EAF-DRI production creates much less pollution, with direct and indirect CO2 emissions estimated at 1.4 tonnes of CO2 per 1 tonne of steel. Those figures can be further reduced by using renewable energy and green hydrogen to power DRI modules.
More than 50 million tonnes of new green steelmaking capacities – via EAF or EAF-DRI production – were expected to come online in Europe in the years 2025-30, although a delay of about 15 million tonnes per year in capacity expansion should be expected until 2030, Fastmarkets has estimated.
To produce 1 tonne of liquid metal in a DRI module, around 80kg of hydrogen is needed, market sources have calculated.
Currently, obtaining the hydrogen for the few existing DRI modules in Europe is quite expensive, with hydrogen prices around €5-8 ($5-9) per kg. But this cost would need to be no more than “€2.50-3.00 per kg to be commercially viable for steelmaking,” a steel producer in Northern Europe said.
The entire shift to greener methods of production would require huge investment. According to European steel industry association Eurofer, the capital and operating costs of the green transition would be “extreme… in the multi-billion-euro range,” and that, per tonne of steel produced, costs could go up by 35% to 100%.
In 2023-24, Germany approved some impressive amounts of funding to finance green steel projects, with several more funding discussions imminent.
For example, ArcelorMittal Bremen and ArcelorMittal Eisenhüttenstadt have been granted €1.3 billion as part of the German Recovery and Resilience Plan.
Thyssenkrupp has obtained €2 billion in German state funding for its green steel transformation project.
Salzgitter, Germany’s second-largest steelmaker, has received nearly €1 billion in government funding for its hydrogen-based steelmaking project.

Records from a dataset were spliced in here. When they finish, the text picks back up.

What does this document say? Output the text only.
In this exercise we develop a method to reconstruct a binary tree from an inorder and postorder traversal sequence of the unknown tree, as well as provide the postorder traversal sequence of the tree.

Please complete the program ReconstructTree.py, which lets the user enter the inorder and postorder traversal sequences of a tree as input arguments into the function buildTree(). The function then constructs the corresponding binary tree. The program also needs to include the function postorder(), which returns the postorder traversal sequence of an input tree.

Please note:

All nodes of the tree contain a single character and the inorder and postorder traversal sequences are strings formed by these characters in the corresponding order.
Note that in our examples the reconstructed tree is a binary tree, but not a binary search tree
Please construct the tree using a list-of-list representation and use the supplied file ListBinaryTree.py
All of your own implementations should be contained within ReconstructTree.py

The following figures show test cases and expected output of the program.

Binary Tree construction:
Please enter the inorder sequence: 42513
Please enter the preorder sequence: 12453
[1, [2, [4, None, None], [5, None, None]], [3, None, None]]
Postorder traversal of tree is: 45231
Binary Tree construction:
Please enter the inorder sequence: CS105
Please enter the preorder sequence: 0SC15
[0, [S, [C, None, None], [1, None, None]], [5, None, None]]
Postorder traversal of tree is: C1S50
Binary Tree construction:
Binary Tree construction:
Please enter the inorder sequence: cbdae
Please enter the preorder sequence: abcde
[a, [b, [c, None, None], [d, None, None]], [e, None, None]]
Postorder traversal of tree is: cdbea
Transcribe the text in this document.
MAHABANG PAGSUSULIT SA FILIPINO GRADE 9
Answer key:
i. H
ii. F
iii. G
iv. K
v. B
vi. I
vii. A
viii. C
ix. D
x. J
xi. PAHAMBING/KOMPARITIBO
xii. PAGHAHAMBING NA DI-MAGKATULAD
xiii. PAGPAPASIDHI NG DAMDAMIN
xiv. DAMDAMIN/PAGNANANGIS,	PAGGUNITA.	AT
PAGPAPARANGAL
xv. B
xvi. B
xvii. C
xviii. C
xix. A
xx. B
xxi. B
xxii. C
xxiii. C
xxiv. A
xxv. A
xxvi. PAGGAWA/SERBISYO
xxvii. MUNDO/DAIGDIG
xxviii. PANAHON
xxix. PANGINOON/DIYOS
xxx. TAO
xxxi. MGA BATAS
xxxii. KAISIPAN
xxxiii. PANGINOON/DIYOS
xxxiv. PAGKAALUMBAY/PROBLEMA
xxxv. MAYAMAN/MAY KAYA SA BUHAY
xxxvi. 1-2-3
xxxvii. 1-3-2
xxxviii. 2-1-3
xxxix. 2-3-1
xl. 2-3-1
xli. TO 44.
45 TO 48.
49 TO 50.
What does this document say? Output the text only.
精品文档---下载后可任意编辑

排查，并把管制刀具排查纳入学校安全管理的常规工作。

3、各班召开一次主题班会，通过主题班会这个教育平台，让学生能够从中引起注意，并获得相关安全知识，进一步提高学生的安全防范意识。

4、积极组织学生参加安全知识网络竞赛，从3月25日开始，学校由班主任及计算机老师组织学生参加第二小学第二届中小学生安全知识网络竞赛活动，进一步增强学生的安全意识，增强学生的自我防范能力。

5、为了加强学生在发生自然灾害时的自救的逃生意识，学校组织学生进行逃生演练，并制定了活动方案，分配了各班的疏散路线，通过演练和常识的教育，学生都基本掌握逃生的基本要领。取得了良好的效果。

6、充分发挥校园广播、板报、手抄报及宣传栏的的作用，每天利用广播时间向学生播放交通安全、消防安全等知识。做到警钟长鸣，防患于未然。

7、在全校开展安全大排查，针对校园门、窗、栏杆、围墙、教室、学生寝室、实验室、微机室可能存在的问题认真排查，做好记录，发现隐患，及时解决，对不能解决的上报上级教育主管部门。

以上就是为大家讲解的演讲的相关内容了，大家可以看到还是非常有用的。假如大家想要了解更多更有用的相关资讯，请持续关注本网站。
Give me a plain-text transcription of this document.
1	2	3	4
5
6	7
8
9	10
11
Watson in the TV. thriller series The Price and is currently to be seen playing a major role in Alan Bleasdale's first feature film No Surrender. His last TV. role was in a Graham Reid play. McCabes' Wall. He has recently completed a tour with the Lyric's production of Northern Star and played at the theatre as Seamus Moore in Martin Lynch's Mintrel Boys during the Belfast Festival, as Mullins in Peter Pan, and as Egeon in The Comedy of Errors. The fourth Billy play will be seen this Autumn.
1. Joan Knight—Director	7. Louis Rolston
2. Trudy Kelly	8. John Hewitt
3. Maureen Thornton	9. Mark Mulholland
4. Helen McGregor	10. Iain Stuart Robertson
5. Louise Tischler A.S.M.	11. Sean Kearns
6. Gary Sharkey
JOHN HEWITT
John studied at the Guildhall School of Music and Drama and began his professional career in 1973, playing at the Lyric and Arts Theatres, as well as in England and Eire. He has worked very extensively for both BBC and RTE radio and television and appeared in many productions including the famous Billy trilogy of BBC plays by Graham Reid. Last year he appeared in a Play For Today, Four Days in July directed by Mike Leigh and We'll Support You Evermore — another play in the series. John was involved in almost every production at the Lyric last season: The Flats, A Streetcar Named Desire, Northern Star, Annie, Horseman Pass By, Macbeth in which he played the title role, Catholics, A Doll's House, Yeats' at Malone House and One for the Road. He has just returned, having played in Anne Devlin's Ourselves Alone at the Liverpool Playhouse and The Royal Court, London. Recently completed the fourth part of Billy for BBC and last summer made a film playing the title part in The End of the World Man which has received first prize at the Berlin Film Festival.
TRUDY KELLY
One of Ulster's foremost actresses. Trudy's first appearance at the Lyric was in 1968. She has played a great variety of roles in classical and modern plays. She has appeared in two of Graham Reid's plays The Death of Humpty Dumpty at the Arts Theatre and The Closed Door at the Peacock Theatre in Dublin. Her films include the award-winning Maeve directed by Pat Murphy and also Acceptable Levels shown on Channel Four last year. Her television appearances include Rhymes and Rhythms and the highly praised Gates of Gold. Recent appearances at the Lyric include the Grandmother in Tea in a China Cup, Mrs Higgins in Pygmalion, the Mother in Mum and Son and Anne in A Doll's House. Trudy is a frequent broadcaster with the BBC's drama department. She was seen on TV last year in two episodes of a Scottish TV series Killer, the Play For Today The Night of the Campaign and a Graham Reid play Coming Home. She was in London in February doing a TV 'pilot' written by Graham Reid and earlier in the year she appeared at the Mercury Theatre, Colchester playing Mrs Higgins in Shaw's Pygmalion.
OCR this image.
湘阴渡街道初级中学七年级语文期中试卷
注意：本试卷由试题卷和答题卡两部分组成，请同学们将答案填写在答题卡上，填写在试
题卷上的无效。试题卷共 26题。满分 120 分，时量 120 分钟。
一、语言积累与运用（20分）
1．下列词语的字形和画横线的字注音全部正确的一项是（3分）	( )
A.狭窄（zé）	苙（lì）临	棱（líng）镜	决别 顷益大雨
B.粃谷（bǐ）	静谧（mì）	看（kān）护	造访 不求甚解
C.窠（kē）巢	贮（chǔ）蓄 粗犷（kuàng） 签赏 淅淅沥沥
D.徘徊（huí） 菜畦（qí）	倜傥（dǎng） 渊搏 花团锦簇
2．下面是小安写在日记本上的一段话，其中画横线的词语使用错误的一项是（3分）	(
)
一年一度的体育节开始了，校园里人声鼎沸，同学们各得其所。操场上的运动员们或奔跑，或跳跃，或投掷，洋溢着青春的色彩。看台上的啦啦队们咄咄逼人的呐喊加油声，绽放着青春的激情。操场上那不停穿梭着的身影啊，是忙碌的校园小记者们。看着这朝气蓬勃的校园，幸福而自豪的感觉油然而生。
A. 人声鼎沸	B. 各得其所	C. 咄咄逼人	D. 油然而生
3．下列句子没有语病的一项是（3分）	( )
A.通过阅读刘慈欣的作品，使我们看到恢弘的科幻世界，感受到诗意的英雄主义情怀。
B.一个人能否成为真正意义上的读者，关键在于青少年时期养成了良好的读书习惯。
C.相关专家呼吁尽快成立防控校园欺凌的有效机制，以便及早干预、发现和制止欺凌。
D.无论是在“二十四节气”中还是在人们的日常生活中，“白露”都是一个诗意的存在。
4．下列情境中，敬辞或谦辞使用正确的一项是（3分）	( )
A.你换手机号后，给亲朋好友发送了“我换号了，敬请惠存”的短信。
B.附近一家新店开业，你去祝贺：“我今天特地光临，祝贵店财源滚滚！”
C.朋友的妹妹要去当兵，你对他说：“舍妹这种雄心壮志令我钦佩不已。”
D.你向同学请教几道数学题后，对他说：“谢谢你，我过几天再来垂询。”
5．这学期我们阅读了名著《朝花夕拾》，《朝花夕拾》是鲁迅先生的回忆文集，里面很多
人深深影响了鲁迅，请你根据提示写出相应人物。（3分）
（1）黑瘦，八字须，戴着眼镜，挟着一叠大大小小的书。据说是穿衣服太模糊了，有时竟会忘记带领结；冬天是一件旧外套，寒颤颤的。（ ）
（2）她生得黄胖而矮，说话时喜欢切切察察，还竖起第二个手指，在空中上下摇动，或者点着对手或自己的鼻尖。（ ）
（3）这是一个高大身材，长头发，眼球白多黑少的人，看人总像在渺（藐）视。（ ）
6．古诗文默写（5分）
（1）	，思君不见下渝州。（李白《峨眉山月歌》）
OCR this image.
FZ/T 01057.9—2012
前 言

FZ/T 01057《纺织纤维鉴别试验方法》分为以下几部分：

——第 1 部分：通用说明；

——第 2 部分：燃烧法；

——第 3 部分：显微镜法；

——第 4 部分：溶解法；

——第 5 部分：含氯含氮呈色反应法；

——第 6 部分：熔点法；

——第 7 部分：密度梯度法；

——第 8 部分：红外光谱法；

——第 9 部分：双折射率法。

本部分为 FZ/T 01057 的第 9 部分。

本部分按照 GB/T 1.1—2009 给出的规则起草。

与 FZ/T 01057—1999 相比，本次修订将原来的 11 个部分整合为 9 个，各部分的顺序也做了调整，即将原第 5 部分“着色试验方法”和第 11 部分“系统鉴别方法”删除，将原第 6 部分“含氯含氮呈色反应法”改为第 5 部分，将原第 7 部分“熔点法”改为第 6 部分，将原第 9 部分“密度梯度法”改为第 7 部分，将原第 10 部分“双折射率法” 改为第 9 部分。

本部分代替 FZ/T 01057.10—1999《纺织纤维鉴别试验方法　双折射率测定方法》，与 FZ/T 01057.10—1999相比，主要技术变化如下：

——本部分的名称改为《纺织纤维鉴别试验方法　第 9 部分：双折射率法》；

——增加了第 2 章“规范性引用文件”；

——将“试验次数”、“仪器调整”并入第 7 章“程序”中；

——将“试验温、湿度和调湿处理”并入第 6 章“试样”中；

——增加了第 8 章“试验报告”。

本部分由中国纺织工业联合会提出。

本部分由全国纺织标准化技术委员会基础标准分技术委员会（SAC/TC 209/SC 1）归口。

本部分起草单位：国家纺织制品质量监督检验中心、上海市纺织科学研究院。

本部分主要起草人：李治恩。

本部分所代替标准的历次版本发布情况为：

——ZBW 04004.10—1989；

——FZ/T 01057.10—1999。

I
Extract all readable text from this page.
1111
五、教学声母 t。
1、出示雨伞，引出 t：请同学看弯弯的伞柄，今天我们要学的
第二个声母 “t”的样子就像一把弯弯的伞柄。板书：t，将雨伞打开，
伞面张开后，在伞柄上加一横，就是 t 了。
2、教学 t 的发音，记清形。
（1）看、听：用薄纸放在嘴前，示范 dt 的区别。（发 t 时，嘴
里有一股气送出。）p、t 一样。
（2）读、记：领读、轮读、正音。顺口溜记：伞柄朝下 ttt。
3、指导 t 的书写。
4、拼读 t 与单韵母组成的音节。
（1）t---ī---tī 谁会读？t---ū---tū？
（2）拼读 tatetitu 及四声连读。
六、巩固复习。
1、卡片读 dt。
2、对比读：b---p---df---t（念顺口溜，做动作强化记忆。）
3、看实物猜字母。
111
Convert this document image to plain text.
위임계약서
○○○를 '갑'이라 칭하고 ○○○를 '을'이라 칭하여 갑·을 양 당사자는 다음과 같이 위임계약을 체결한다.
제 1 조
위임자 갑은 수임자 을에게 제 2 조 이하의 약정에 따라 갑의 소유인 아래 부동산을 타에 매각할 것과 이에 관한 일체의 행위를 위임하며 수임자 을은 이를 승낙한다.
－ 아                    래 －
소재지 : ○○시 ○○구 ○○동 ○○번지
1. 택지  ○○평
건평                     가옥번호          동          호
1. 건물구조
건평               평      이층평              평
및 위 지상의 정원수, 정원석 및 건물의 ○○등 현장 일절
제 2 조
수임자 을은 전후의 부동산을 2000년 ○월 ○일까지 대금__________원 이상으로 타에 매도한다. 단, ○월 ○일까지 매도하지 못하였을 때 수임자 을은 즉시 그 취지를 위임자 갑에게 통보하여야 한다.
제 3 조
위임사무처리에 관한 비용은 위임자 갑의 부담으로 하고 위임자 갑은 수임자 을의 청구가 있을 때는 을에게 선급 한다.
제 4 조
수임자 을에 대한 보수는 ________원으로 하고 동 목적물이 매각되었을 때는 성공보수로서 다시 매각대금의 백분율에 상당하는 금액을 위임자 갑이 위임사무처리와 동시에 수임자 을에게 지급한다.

And SHS Stahl-Holding-Saar will get €2.6 billion from the German state to support decarbonization of its steel production processes in Saarland.
German steel industry association WV Stahl welcomed the adoption of the new hydrogen import strategy but criticized the lack of clarity regarding the timeframe for the first deliveries and their affordability.
“It is good news that the hydrogen import strategy has finally been adopted by the federal government,” Kerstin Maria Rippel, managing director of the association, said. “We also welcome the fact that it has been designed to be technology-neutral as part of the National Hydrogen Strategy.”
She added, however, that key questions remained unanswered – for example, how quickly the hydrogen would arrive, and what it would cost. “For the steel industry, speed and affordability are essential,” she said.
Rippel added that the rapid development of sufficient network import infrastructures for hydrogen were necessary, as well as rapid development of the core network, suitable hedging instruments along the supply chain, and sufficient financing of import instruments.